Dans la province du Botan, un jeune Kurde, Mem, s'éprend de la soeur du prince, la belle Zîn. Celle-ci partage son amour passionné, mais les intrigues du traître Bekir déclenchent l'hostilité du prince qui refuse leur union. Cependant, ni l'éloignement, ni la prison ne parviendront à briser leur amour qui survivra au-delà de la mort.

Autour des deux jeunes gens, Ahmedê Khanî dépeint les fastes et la grandeur d'une cour princière kurde du XVIIe siècle, avec ses fêtes, ses banquets, ses chasses, ses faits d'armes... Il dresse le tableau captivant de l'âme humaine où l'amour, l'amitié, le courage s'opposent à la médisance, la jalousie et la tyrannie. Tiré d'une légende populaire, ce chef-d'oeuvre est le premier manifeste national de la littérature kurde et un grand poème d'amour mystique. Ahmedê Khanî pose un regard pénétrant et visionnaire sur le destin de son peuple, déchiré encore aujourd'hui par ses divisions et ses faiblesses.

Cette oeuvre majeure de la littérature kurde n'avait jusqu'ici jamais été traduite en français.


Ahmedê Khanî et Mem et Zîn

Ahmedê Khanî est né en 1651 dans la province de Hakkari (actuellement Kurdistan de Turquie). Il vécut à Dogubayazit (au nord de Van) où il mourut en 1706. Il fut à l'origine d'une école littéraire, l'école de Dogubayazit, qui eut une production durant tout le 18° siècle. Son mausolée s'élève non loin de l'ancien palais des princes kurdes, et encore aujourd'hui, les Kurdes de tous les pays viennent le visiter. Plus que simple poète, il est d'ailleurs considéré comme un grand cheikh, un Baba.

La légende de "Mem et Zîn", extrêmement populaire au Kurdistan, est peut-être la continuation orale d'une antique légende anatolienne. Elle a .pu faire l'objet de maintes versions orales, car les chefs féodaux kurdes avaient souvent leur poète attitré (stranbêj ou dengbêj), qui connaissaient par coeur un très grand nombre d'oeuvres, des chants d'amour (delal) aux gestes héroïques très longues, telle donc la célèbre "Memê Alan", datant du XVème-XVIème siècle, et qui est la version populaire la plus connue de cette histoire. Mais à côté de cette littérature orale et populaire, une littérature savante, écrite, commença à se faire jour dès le XV° siècle, ainsi avec le poète Ali Hariri (1405-1495). Ces poètes de cours étaient naturellement influencés par les grands noms de la littérature arabe ou persane, surtout par les oeuvres des soufis, car l'islam des Kurdes fut largement travaillé par les courants mystiques et souvent hérétiques.

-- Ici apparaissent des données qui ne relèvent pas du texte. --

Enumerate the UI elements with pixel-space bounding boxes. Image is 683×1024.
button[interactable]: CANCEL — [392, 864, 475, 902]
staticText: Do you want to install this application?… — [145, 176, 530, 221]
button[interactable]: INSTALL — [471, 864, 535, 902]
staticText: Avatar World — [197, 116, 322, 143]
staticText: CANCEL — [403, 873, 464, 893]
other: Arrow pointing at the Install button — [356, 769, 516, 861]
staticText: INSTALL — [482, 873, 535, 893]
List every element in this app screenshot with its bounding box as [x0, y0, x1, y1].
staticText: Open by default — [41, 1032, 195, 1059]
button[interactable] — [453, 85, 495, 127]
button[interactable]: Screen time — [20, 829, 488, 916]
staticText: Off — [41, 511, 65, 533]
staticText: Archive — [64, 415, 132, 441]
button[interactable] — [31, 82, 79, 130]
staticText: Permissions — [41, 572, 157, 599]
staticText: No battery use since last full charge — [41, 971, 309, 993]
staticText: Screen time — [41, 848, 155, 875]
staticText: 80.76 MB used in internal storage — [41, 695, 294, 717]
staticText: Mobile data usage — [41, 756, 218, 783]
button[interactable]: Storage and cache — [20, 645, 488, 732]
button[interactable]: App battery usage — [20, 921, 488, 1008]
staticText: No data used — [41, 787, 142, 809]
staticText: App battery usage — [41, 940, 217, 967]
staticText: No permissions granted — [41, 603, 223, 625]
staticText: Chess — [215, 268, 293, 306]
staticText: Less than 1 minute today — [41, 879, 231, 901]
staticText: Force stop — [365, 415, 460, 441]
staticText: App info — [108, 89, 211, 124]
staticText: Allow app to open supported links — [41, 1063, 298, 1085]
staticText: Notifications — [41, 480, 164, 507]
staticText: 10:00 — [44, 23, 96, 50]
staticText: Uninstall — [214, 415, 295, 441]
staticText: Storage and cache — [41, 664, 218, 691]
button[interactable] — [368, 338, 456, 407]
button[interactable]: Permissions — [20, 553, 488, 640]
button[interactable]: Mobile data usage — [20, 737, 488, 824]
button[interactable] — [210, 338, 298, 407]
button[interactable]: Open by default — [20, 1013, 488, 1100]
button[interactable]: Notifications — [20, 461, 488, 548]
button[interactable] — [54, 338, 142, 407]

Lorsque Ahmedê Khanî (1650-1706) décide de mette en vers la légende de "Mem et Zîn", le choix du sujet n'est pas anodin. Avant lui, d'autres poètes avaient composé en kurde. Ainsi, la cour raffinée des princes de Djezireh (dans la ville-même où se situe l'histoire de "Mem et Zîn") avait eu comme poètes Malayê Djazîrî (1570-1640) et Faqiyê Tayran (1590-1640). Ces auteurs, Khanî les cite d'ailleurs dans son prologue et leur rend hommage. Mais il a conscience d'accomplir quelque chose de nouveau qui dépasse le cadre de la jeune littérature kurde. Car pour lui, il s'agit plus que de littérature, mais de la revendication d'une culture nationale comme moyen d'unité. Cette "kurdité" à défendre est un concept inouï dans le monde ottoman où vivait Khanî, dans lequel les subdivisions des millets ou distinguaient les peuples par leurs religions et non par leurs langues. Un Kurde musulman sunnite, comme Khanî, était d'abord le membre d'une tribu inféodée à un prince qui reconnaissait symboliquement l'autorité des sultans ottomans ou des chahs d'Iran selon les circonstances. Un Kurde kizil bach ou alévi était en rébellion ouverte ou secrète contre le sultan d'Istanbul et ne reconnaissait comme autorité temporelle et spirituelle que le chef des Kizil Bach, c'est-à-dire le Chah d'Iran.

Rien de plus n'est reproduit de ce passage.